Irlanda, graffiti



Sempre la stessa cosa, ripartire da Dublino. Addosso quella strana malinconia che mi prende quando l’aereo decolla e stacca le ruote dalla terra irlandese. Mai riuscito a spiegare, a spiegarmi. Mai come vorrei o avrei voluto. Succede da quella prima volta, diciotto anni fa, in cui esplorai “l’isola verde” battendola a tappeto, 4800 chilometri in tutto, il che significa anche passare e ripassare, zigzagare, perdersi e ritrovarsi, ascoltare i profumi, incantarsi ai colori.
Questa volta sono stati 2700, nemmeno pochi, sfiorando appena l’entroterra e costruendo il viaggio con l’oceano quasi sempre a vista. Perché è del mare che ho bisogno, sempre, e questo ormai mi è chiaro.

 
Eppure, anche stavolta è stata una scoperta. Di luoghi e memorie, di nomi e storie. Magari appena coperte da un velo sottile di polvere, quello che fa perdere di vista e mai veramente dimenticare.

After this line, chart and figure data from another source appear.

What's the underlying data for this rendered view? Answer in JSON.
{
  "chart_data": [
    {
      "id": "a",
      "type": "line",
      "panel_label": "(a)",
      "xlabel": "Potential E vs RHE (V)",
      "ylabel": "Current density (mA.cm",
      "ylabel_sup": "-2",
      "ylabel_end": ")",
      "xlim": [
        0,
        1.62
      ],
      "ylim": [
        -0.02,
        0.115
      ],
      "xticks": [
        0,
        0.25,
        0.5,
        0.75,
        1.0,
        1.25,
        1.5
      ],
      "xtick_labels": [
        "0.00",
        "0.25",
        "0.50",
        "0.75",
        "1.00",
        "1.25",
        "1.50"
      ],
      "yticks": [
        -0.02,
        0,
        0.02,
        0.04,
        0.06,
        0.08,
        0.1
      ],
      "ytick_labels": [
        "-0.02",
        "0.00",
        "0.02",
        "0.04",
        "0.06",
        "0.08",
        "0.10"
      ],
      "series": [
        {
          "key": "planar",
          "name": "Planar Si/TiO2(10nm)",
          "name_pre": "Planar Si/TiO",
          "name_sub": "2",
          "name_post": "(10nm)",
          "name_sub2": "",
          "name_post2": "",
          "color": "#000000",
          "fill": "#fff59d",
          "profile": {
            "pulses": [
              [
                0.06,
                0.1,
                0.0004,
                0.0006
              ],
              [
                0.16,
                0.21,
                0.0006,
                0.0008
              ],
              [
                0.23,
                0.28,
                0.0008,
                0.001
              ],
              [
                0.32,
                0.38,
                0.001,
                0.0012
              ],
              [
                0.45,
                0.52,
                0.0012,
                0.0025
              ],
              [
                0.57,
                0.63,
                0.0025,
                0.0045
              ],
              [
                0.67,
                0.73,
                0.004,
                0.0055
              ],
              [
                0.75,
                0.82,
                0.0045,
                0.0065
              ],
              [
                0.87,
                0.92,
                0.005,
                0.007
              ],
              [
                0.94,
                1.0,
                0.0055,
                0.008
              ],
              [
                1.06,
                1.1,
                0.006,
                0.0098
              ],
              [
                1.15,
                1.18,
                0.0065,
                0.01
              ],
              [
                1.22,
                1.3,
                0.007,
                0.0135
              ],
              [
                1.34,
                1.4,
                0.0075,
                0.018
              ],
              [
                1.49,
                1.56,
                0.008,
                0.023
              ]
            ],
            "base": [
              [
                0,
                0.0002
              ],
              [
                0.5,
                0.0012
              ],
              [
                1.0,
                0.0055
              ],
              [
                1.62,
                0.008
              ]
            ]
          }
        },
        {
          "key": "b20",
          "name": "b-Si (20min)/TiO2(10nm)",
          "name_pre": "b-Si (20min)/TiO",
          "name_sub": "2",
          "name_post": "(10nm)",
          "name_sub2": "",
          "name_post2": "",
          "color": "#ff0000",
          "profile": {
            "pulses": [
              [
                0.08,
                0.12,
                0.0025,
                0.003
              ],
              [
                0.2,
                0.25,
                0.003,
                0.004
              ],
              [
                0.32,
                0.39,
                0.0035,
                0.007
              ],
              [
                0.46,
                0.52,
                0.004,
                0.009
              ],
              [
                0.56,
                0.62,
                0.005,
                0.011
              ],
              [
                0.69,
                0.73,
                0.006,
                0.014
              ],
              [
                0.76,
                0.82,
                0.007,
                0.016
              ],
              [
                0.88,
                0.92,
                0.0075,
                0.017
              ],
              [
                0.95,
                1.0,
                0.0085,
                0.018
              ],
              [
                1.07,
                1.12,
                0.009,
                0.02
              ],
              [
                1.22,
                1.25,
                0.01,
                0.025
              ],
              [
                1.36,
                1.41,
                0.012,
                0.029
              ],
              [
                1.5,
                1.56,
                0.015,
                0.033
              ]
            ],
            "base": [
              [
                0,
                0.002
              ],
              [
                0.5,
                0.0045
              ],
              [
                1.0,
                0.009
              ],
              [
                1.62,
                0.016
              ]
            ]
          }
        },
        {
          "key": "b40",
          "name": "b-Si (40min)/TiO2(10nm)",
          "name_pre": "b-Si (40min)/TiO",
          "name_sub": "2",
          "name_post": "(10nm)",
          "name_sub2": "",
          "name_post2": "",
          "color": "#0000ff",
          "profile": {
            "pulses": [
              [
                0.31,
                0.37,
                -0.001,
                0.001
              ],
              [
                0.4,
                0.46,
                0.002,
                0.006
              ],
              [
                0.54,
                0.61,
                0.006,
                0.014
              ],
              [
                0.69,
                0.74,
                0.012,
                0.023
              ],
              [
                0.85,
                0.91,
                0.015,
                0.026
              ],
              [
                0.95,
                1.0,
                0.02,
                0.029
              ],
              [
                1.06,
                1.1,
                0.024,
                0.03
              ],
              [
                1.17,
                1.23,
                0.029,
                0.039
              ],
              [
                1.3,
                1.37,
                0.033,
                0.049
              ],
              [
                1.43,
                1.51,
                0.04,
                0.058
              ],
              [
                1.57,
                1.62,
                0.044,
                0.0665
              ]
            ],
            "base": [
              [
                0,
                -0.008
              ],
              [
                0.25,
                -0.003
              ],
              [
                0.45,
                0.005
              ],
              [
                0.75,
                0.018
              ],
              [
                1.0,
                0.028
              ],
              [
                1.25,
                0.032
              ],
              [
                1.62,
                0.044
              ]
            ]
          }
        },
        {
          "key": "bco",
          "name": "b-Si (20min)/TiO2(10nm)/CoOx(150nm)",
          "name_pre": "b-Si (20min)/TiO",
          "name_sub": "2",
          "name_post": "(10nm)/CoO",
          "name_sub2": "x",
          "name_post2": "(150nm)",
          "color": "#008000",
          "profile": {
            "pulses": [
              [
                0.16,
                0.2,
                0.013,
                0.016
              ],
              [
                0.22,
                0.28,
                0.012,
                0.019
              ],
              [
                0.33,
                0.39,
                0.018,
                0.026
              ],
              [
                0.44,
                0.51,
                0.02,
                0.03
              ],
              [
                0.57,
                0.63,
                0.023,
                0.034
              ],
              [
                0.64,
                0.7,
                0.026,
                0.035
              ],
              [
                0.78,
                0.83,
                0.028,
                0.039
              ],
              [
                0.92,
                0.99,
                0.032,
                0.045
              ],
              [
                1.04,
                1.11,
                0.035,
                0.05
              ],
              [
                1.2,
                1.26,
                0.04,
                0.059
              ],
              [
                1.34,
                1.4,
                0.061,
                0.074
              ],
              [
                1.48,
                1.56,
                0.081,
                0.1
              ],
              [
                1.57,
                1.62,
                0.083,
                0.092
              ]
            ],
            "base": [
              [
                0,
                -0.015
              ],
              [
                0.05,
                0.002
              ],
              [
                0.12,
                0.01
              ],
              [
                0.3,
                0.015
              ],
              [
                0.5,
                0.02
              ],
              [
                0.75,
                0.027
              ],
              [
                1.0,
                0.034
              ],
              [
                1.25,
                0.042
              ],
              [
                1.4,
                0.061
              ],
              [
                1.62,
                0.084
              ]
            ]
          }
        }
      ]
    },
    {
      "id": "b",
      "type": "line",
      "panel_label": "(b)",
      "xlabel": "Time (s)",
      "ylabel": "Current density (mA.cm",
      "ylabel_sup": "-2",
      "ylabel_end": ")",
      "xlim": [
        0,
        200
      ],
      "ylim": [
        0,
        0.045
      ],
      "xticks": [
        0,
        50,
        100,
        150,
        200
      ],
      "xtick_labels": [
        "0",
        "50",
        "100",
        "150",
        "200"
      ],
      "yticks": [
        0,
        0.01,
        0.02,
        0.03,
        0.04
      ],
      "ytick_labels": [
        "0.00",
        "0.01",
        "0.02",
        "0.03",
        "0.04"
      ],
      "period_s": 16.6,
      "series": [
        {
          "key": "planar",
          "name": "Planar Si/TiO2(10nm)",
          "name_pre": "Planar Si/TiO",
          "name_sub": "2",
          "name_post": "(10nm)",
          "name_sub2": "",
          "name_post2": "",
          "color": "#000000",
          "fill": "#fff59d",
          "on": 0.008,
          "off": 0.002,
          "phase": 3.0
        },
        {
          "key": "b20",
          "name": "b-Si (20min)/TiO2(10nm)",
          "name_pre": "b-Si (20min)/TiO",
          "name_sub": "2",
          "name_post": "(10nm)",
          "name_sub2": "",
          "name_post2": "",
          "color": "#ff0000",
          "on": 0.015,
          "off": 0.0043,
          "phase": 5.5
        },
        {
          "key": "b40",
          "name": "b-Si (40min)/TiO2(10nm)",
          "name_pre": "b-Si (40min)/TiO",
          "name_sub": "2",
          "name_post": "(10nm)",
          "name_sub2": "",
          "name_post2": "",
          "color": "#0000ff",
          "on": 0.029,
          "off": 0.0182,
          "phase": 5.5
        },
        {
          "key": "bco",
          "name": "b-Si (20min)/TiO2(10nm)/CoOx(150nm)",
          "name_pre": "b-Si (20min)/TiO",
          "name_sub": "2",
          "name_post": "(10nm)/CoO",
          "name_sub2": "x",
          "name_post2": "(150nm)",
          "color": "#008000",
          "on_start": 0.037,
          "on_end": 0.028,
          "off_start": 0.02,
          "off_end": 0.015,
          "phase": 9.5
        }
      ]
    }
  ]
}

Cose nuove: un passaggio veloce da Ballyshannon, dove la gente del Donegal ha dedicato una statua a quel figlio dal carattere schivo che non aveva l’animo da star, ma il talento sì. A Rory Gallagher, che con la musica creò e costruì più che con mille parole, e di mille politiche per riunire il suo popolo, incantando protestanti e cattolici di Belfast col suono della sua chitarra, in quello storico concerto del 1972. Nessun grande artista, allora, voleva suonare a Belfast. Rory la pensava diversamente: “La città è piena di bambini. Non vedo perché non dovrei suonare lì”.
 
Cose ritrovate: il viso beato e battuto di Brendan Behan, scrittore, combattente, commediografo, bevitore, oratore splendido, cuore generoso. «Un per­so­nag­gio tur­bo­lento ma deli­zioso, un uomo di spi­rito e d’azione, un bevi­tore incu­rante, un denun­zia­tore impa­vido di inganni e osten­ta­zioni: insomma, il pro­prie­ta­rio del cuore più grande che abbia bat­tuto in Irlanda negli ultimi quarant’anni», secondo Flann O’Brien, che lo conosceva così bene da ritrarlo perfettamente in poche righe. Uno capace di spiegare con ironia anche il dramma che lo avrebbe portato all’autodistruzione, ad appena quarantasette anni: «Bevo sol­tanto in due occa­sioni», diceva, «quando ho sete, e quando no».
 
Cose riviste. La tomba di Yeats a Drumcliff, ai piedi del Ben Bulben: “Getta un freddo sguardo sulla vita, sulla morte. Passa oltre, cavaliere…”. Il lembo estremo di terra a Crookhaven, dove molto prosaicamente ritrovo la zuppa di pesce più speciale del mondo, sarà perché speciale è questo posto. Il pub di Tom Crean, il South Pole Inn di Annascaul, e la sua immagine, bella faccia di uomo che ha vissuto la vita. E la sua storia di esploratore antartico, che fece senza malattie di protagonismo il bene di grandi e storiche missioni, come quelle di Scott e Shackleton, per poi ritirarsi nella sua terra. Penso alle storie di pionieri e avventura che dovevano uscire come un fiume in piena, davanti al camino, in quell’angolo sconosciuto del Kerry.
 
Scoperte e riscoperte. Inis Mòr, la più grande delle Aran, questa volta attraversata finalmente non da turista “mordi e fuggi”, pensata e riflettuta per quasi tre giorni, alloggiando – come dicevano i viandanti veri – alla guesthouse che guarda dritto sul porto, infilandosi nel vento e nella pioggia, trovando sempre rifugio alla fine di ogni cammino. Westport e il pub di Matt Molloy, sommo suonatore di flauto nei mitici Chieftains, anche stavolta in giro per concerti da qualche parte in Europa. Ma anche Westport del canale tagliato dal sole al tramonto, come non l’avevo mai vista, o forse semplicemente non mi ero mai fermata a pensarla così.
 
Ma prima. La prima volta a Belfast. Bobby Sand e gli altri ancora dipinti a colori vivi sui muri, nella parte ovest della città.